6:30 p.m.: I ask Rebecca to come read her book in my room to keep me company while I pack. She says O.K., but takes a while. I ask again and she climbs in my bed to read while I’m packing.
6:45 p.m.: I’m looking for my D.C. house keys, which I cannot find anywhere in the house. I’m running out of time. I have four still-not-unpacked suitcases in my room from prior trips. No time to look through them, and I can’t remember what’s in them. Look for empty travel-size bottles to fill with my new hair products, which are too many ounces for carry-on. Have to empty old hotel shampoo bottles.
7 p.m.: I rush to grab my phone chargers and change clothes for the flight.
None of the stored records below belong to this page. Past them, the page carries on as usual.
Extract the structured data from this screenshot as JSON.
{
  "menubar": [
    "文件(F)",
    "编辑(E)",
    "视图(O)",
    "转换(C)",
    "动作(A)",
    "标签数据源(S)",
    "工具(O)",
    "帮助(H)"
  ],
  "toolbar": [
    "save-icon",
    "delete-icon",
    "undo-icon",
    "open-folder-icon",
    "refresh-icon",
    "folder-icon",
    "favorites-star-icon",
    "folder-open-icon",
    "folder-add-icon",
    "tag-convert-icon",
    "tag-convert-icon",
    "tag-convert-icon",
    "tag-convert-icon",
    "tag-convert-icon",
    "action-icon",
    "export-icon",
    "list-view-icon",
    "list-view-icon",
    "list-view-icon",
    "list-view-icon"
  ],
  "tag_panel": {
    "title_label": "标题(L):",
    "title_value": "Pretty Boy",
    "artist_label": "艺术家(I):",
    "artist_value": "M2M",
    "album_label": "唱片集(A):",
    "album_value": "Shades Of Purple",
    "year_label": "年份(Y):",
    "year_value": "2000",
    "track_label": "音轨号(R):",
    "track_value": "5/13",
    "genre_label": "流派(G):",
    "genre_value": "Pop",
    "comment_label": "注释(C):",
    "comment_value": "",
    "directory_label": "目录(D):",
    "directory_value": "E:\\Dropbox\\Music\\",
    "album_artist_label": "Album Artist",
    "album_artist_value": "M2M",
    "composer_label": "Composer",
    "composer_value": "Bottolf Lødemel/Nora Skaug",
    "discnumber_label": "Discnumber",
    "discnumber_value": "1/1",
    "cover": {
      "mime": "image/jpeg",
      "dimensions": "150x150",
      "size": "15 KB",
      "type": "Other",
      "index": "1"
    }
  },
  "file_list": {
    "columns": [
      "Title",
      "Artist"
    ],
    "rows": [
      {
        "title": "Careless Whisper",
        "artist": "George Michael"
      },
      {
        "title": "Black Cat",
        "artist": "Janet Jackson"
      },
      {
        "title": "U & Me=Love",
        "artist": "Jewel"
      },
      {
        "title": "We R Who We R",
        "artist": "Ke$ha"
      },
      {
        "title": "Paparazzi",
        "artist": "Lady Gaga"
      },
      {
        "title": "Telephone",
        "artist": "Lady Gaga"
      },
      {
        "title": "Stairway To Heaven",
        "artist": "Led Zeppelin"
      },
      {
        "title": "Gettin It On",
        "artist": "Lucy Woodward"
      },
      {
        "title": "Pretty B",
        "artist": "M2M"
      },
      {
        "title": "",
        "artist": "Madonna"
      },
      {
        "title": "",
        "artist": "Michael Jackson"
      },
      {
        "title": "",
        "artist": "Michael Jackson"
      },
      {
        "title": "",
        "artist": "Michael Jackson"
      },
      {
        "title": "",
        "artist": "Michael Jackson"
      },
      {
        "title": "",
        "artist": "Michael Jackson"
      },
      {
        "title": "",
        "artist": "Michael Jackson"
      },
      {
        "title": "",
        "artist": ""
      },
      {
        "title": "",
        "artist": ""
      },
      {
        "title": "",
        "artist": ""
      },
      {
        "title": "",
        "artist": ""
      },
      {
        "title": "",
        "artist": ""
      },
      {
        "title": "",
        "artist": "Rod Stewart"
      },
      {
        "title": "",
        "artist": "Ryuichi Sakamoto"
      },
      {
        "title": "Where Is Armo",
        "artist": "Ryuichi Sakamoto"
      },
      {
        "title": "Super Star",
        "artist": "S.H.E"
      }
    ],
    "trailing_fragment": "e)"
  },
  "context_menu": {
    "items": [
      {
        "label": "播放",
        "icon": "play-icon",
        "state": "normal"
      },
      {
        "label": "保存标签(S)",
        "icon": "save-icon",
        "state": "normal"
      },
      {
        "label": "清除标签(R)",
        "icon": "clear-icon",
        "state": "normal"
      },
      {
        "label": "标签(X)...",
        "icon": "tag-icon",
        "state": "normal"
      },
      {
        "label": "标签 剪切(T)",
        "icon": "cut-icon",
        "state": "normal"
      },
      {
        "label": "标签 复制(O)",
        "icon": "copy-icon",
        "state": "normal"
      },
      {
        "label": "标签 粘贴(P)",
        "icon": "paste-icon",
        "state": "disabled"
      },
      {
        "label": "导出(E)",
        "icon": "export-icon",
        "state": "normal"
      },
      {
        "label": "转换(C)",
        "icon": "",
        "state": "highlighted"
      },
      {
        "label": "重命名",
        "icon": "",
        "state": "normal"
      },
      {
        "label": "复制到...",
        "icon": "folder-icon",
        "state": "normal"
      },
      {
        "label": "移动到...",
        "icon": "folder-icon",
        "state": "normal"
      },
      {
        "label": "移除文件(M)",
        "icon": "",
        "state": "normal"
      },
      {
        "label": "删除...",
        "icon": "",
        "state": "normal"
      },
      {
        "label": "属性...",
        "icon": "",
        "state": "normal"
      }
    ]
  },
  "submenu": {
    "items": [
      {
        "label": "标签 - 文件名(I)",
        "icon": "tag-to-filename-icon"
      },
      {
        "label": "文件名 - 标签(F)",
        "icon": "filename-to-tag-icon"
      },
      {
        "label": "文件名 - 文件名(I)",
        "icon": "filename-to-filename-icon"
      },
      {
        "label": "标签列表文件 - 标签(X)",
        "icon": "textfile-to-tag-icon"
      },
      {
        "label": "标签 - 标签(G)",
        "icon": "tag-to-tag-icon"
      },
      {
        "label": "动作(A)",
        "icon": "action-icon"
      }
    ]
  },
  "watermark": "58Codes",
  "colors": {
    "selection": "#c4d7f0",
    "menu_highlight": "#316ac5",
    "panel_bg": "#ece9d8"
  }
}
Let Rebecca know her youth group forms are filled out and on the dining-room table. Zip my carry-on bag closed.
7:10 p.m.: I call out to Steve that I’m leaving and will see him next Saturday when he meets me in D.C. for the White House Correspondents’ Dinner. Kiss Shelby goodbye and remind her that I’ll see her Wednesday when she comes up to D.C. to spend two days with her friend and friend’s grandparents. She will fly as an unaccompanied minor. Out the door to head to the airport for my flight at 8:13 p.m.; airport is a half-hour ride.
On Monday, our house cleaner will come and spend the entire day cleaning the house and doing all the laundry, including putting it away. While we certainly recognize that this is a luxury, we decided it was worth budgeting for. Laundry became a stress point for us. When I ran for Congress and gave birth to Shelby, our third child, I knew that there was no way I could come home from D.C. every week and spend the entire weekend sorting laundry, washing laundry, folding laundry and putting away laundry while arguing about how much of it Steve and the kids could have done while I was away. Steve resisted at first, but it was one of the best decisions I ever made, because it gave me some of my most precious commodity: time.
During the week, Steve handles almost all driving of kids to sports (all three play on a travel team), ballet, math tutor, etc. My parents live five minutes from us in our hometown, and they help drive the kids when needed and can pick them up from school most of the time if one of the kids is sick and Steve can’t leave work. I handle the kids’ school needs, monitoring assignments and what they need for projects, etc. I do a lot of this remotely, and have throughout the years, by telephone, fax and iPad. Project supply purchases are done on the weekends when I get home. I am also the parent who communicates with their teachers when necessary, helps them choose their courses, etc. Steve’s brother and sister-in-law live 15 minutes from us and can sometimes help when we need another adult pair of hands when I’m out of town.
I won’t be home again until next Sunday.